Laura Frederick is a commercial contracts attorney with 25 years of experience at international law firms like Morrison & Foerster and cutting edge companies like Tesla.

She is the Managing Attorney at Laura Frederick Law PLLC, a boutique law firm in Austin, Texas that helps sophisticated businesses with their vendor contracts. She also is the Founder and President of How to Contract, a training and skills platform for lawyers and professionals to learn how we draft and negotiate contracts in the real world. How to Contract features a robust community of 240+ contract enthusiasts in the How to Contract Network. Laura posts daily practical contract tips on LinkedIn (you can follow her here).

Last year, she published Practical Tips on How to Contract, a best-selling book full of practical drafting and negotiating contract techniques and tactics in her book.

I met Laura on LinkedIn (of course!) – and I love her voice on LinkedIn and her uniqueness on the platform. She really does stand out in the sea of sameness with so many lawyers. Learn more about her in this Women Who Wow profile.

Any advice to young women who want to succeed in the workplace?

Be yourself. You don’t have to be anything different from who you are. If you find yourself in a job that doesn’t support you as you are, get a new job. This is not to say that we should sit on our laurels and not try to improve and grow. That is essential. But we must find work and purpose that match our values and personality.

What do you wish you could tell your younger self?

Tackle your fear. I really wish I had made the time to do therapy before my life fell to pieces. I see it all too often with other over-achiever women. We push forward, out-working and out-committing everyone around us.
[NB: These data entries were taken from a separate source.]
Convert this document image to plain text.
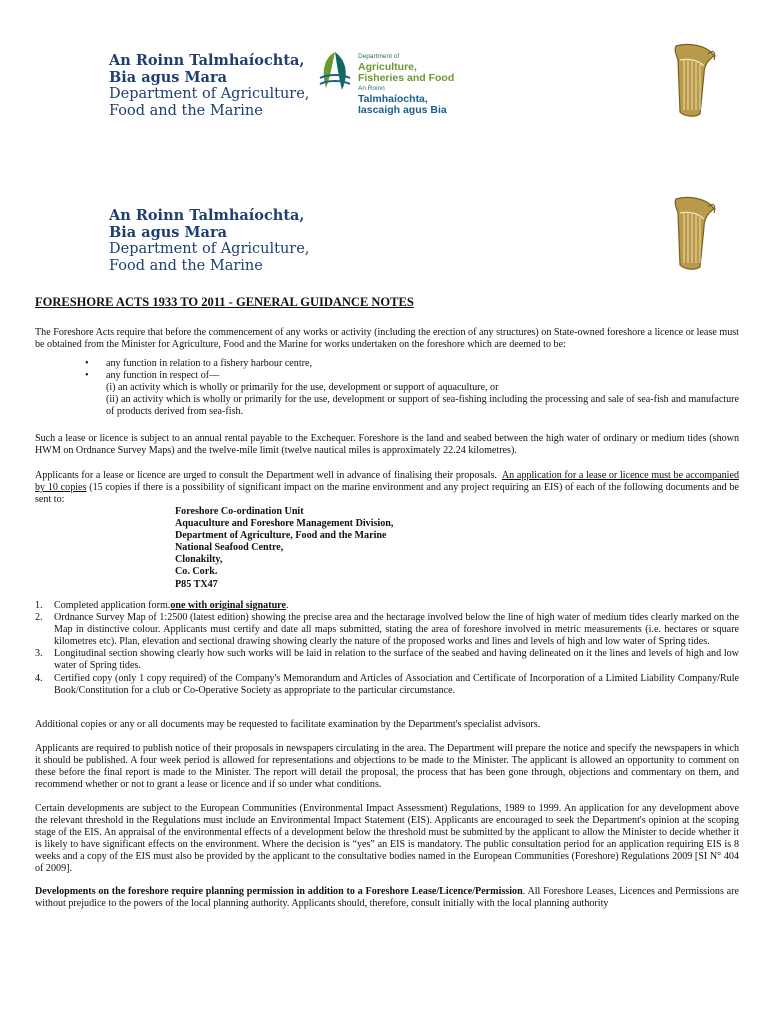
An Roinn Talmhaíochta,
Bia agus Mara
Department of Agriculture,
Food and the Marine
Department of
Agriculture,
Fisheries and Food
An Roinn
Talmhaíochta,
Iascaigh agus Bia
An Roinn Talmhaíochta,
Bia agus Mara
Department of Agriculture,
Food and the Marine
FORESHORE ACTS 1933 TO 2011 - GENERAL GUIDANCE NOTES
The Foreshore Acts require that before the commencement of any works or activity (including the erection of any structures) on State-owned foreshore a licence or lease must be obtained from the Minister for Agriculture, Food and the Marine for works undertaken on the foreshore which are deemed to be:
• any function in relation to a fishery harbour centre,
• any function in respect of—
(i) an activity which is wholly or primarily for the use, development or support of aquaculture, or
(ii) an activity which is wholly or primarily for the use, development or support of sea-fishing including the processing and sale of sea-fish and manufacture of products derived from sea-fish.
Such a lease or licence is subject to an annual rental payable to the Exchequer. Foreshore is the land and seabed between the high water of ordinary or medium tides (shown HWM on Ordnance Survey Maps) and the twelve-mile limit (twelve nautical miles is approximately 22.24 kilometres).
Applicants for a lease or licence are urged to consult the Department well in advance of finalising their proposals. An application for a lease or licence must be accompanied by 10 copies (15 copies if there is a possibility of significant impact on the marine environment and any project requiring an EIS) of each of the following documents and be sent to:
Foreshore Co-ordination Unit
Aquaculture and Foreshore Management Division,
Department of Agriculture, Food and the Marine
National Seafood Centre,
Clonakilty,
Co. Cork.
P85 TX47
1. Completed application form.one with original signature.
2. Ordnance Survey Map of 1:2500 (latest edition) showing the precise area and the hectarage involved below the line of high water of medium tides clearly marked on the Map in distinctive colour. Applicants must certify and date all maps submitted, stating the area of foreshore involved in metric measurements (i.e. hectares or square kilometres etc). Plan, elevation and sectional drawing showing clearly the nature of the proposed works and lines and levels of high and low water of Spring tides.
3. Longitudinal section showing clearly how such works will be laid in relation to the surface of the seabed and having delineated on it the lines and levels of high and low water of Spring tides.
4. Certified copy (only 1 copy required) of the Company's Memorandum and Articles of Association and Certificate of Incorporation of a Limited Liability Company/Rule Book/Constitution for a club or Co-Operative Society as appropriate to the particular circumstance.
Additional copies or any or all documents may be requested to facilitate examination by the Department's specialist advisors.
Applicants are required to publish notice of their proposals in newspapers circulating in the area. The Department will prepare the notice and specify the newspapers in which it should be published. A four week period is allowed for representations and objections to be made to the Minister. The applicant is allowed an opportunity to comment on these before the final report is made to the Minister. The report will detail the proposal, the process that has been gone through, objections and commentary on them, and recommend whether or not to grant a lease or licence and if so under what conditions.
Certain developments are subject to the European Communities (Environmental Impact Assessment) Regulations, 1989 to 1999. An application for any development above the relevant threshold in the Regulations must include an Environmental Impact Statement (EIS). Applicants are encouraged to seek the Department's opinion at the scoping stage of the EIS. An appraisal of the environmental effects of a development below the threshold must be submitted by the applicant to allow the Minister to decide whether it is likely to have significant effects on the environment. Where the decision is “yes” an EIS is mandatory. The public consultation period for an application requiring EIS is 8 weeks and a copy of the EIS must also be provided by the applicant to the consultative bodies named in the European Communities (Foreshore) Regulations 2009 [SI N° 404 of 2009].
Developments on the foreshore require planning permission in addition to a Foreshore Lease/Licence/Permission. All Foreshore Leases, Licences and Permissions are without prejudice to the powers of the local planning authority. Applicants should, therefore, consult initially with the local planning authority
First comes work and children. Then comes our partner and other family. Last comes us. I accepted that as my reality for way too many years. Even as I was falling apart inside, I kept moving forward without paying attention to all my internal distress. I was 42 when I first went to therapy and only did so because of the crisis in my marriage. I’ve been in and out since then. It gave and still gives me the strength and awareness to make better choices for my career and life. I learned to embrace my fear and move through it instead of just avoiding it. If I had started therapy in my 20s, I could have avoided a lot of the bad choices and heartaches that I endured for many years.

How do you achieve work/life balance?

The biggest turning point for me was when I realized that just because my employer made a choice to understaff my workload does not mean that I have to work 24/7. Yes, I work hard and earn every penny of my salary. But I don’t have to work all day and night just because I’m the only one to do it. I do my best but that is the best I can do. I set flexible limits on exact hours but set a fixed overall limit each week. If I work 16-hour days a few days, then I work 3 to 4 hour days after that. It is up to us to put in place boundaries that allow us to continue to perform to the best of our ability. We are the only ones who know what that is. Your boss doesn’t know. Your clients don’t know. You can’t blame them for wanting you to help them solve problems. We have to own and put limits on how much we can do.